See original GitHub issue

With a data frame like that:

user_features = [{"user_id":"1","user_city":"X"},
{"user_id":"2","user_city":"Y"},
{"user_id":"3","user_city":"Z"}]

To use user_city feature with Dataset of lightfm, we have 2 ways:

  • Method1: Set each X, Y, Z values as an independent features ( one hot encode ) to fetch into dataset, like that ( it is written on lightfm docs):

    dataset.fit( ..., user_features=['X', 'Y', 'Z']) user_features = dataset.build_user_features( [('1', ['X']), ('2', ['Y']), ('3', ['Z'])] )

  • Method2: Encode X as 1, Y as 2, Z as 3 and fetch for only one feature: user_city:

    dataset.fit( ..., user_features=['user_city']) user_features = dataset.build_user_features( [('1', { 'user_city':1 }), ('2', {'user_city': 2}), ('3', {'user_city': 3}) ] )

In my problem, each features can have so many distinct values by using method1, it can create a huge matrix, so it will slow down computation. Also, i don’t know how Lightfm model will handle addition features if using method2 , because it is not recommended in documents, it can reduce model performance or accuracy.

So which approach i should choose ?

Issue Analytics

  • State:closed
  • Created 5 years ago
  • Reactions:1
  • Comments:11

github_iconTop GitHub Comments

1reaction
DoronGicommented, Sep 5, 2018

I can understand why you would want to avoid method1 (it wouldn’t only slow down computation; unless you have plenty of users in each city, your model won’t be able to learn significant representation for most city features) , but I don’t think method2 makes any sense.
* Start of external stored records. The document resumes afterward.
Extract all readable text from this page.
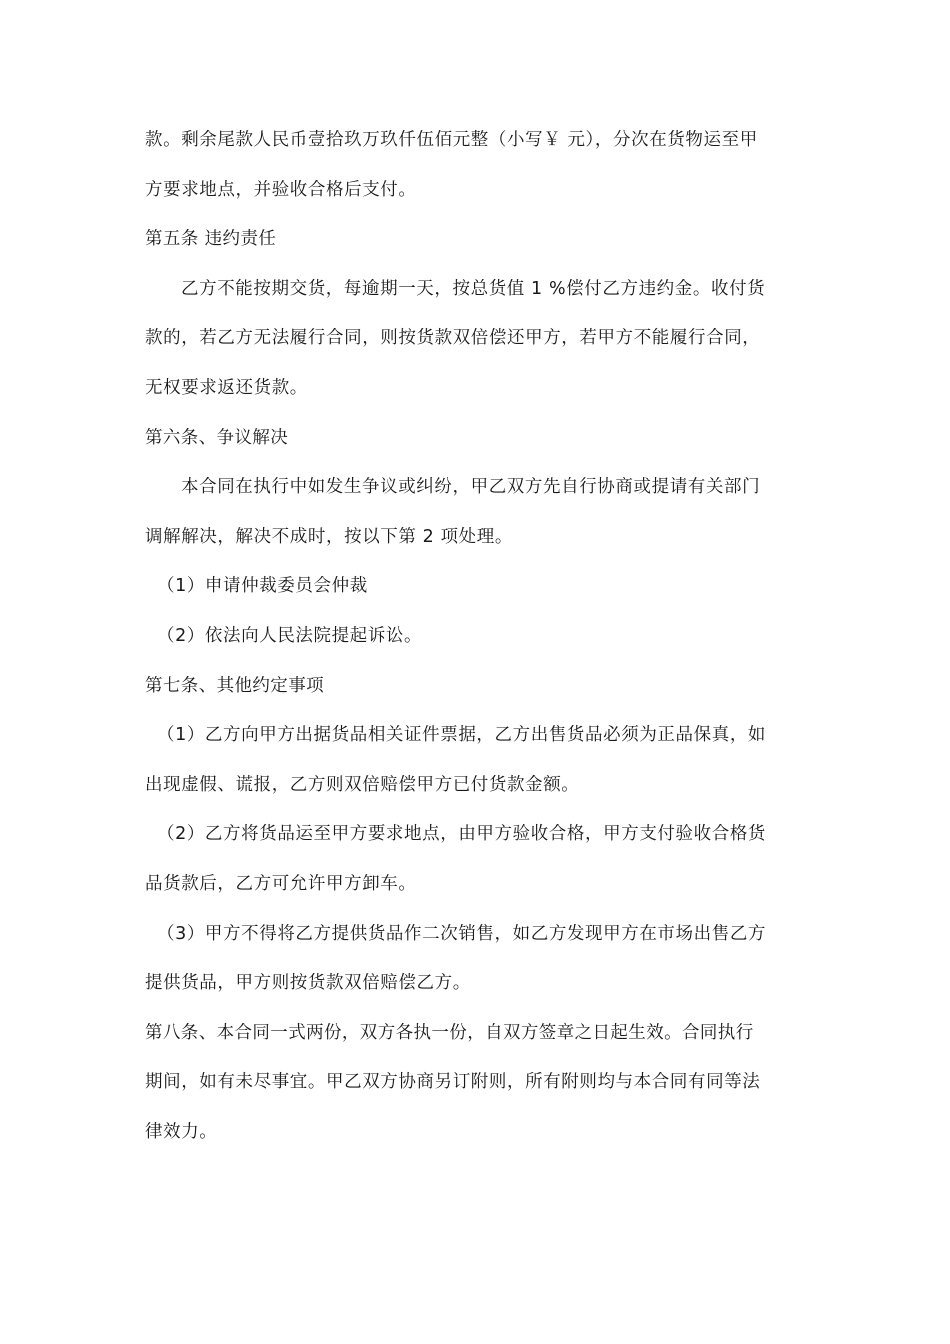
款。剩余尾款人民币壹拾玖万玖仟伍佰元整（小写￥ 元），分次在货物运至甲

方要求地点，并验收合格后支付。

第五条 违约责任

乙方不能按期交货，每逾期一天，按总货值 1 %偿付乙方违约金。收付货

款的，若乙方无法履行合同，则按货款双倍偿还甲方，若甲方不能履行合同，

无权要求返还货款。

第六条、争议解决

本合同在执行中如发生争议或纠纷，甲乙双方先自行协商或提请有关部门

调解解决，解决不成时，按以下第 2 项处理。

（1）申请仲裁委员会仲裁

（2）依法向人民法院提起诉讼。

第七条、其他约定事项

（1）乙方向甲方出据货品相关证件票据，乙方出售货品必须为正品保真，如

出现虚假、谎报，乙方则双倍赔偿甲方已付货款金额。

（2）乙方将货品运至甲方要求地点，由甲方验收合格，甲方支付验收合格货

品货款后，乙方可允许甲方卸车。

（3）甲方不得将乙方提供货品作二次销售，如乙方发现甲方在市场出售乙方

提供货品，甲方则按货款双倍赔偿乙方。

第八条、本合同一式两份，双方各执一份，自双方签章之日起生效。合同执行

期间，如有未尽事宜。甲乙双方协商另订附则，所有附则均与本合同有同等法

律效力。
As far as I understand LightFM will construct the representation for each user as a linear combination of its features representations, and you suggest to use a different weight for the user_city for each city. If you arbitrarily assign numbers to cities I can’t see how that can help your model understand the user better.

You could however try different approaches:

  • Define few city features which you think are relevant to you problem (e.g. big_metropolis, small_village, coastal etc.) and map each city to the corresponding feature (one hot encoded).

  • Define even fewer city features (e.g. big_city) and map each city to a weight of the relevant features, such that New York would get a higher big_city weight than Seattle.

Keep in mind that the model can only be as good as the data you provide.

0reactions
SimonCWcommented, Jan 23, 2021

I’m closing this issue because it has been inactive for a long time. If you still encounter the problem, please open a new issue.

Thank you!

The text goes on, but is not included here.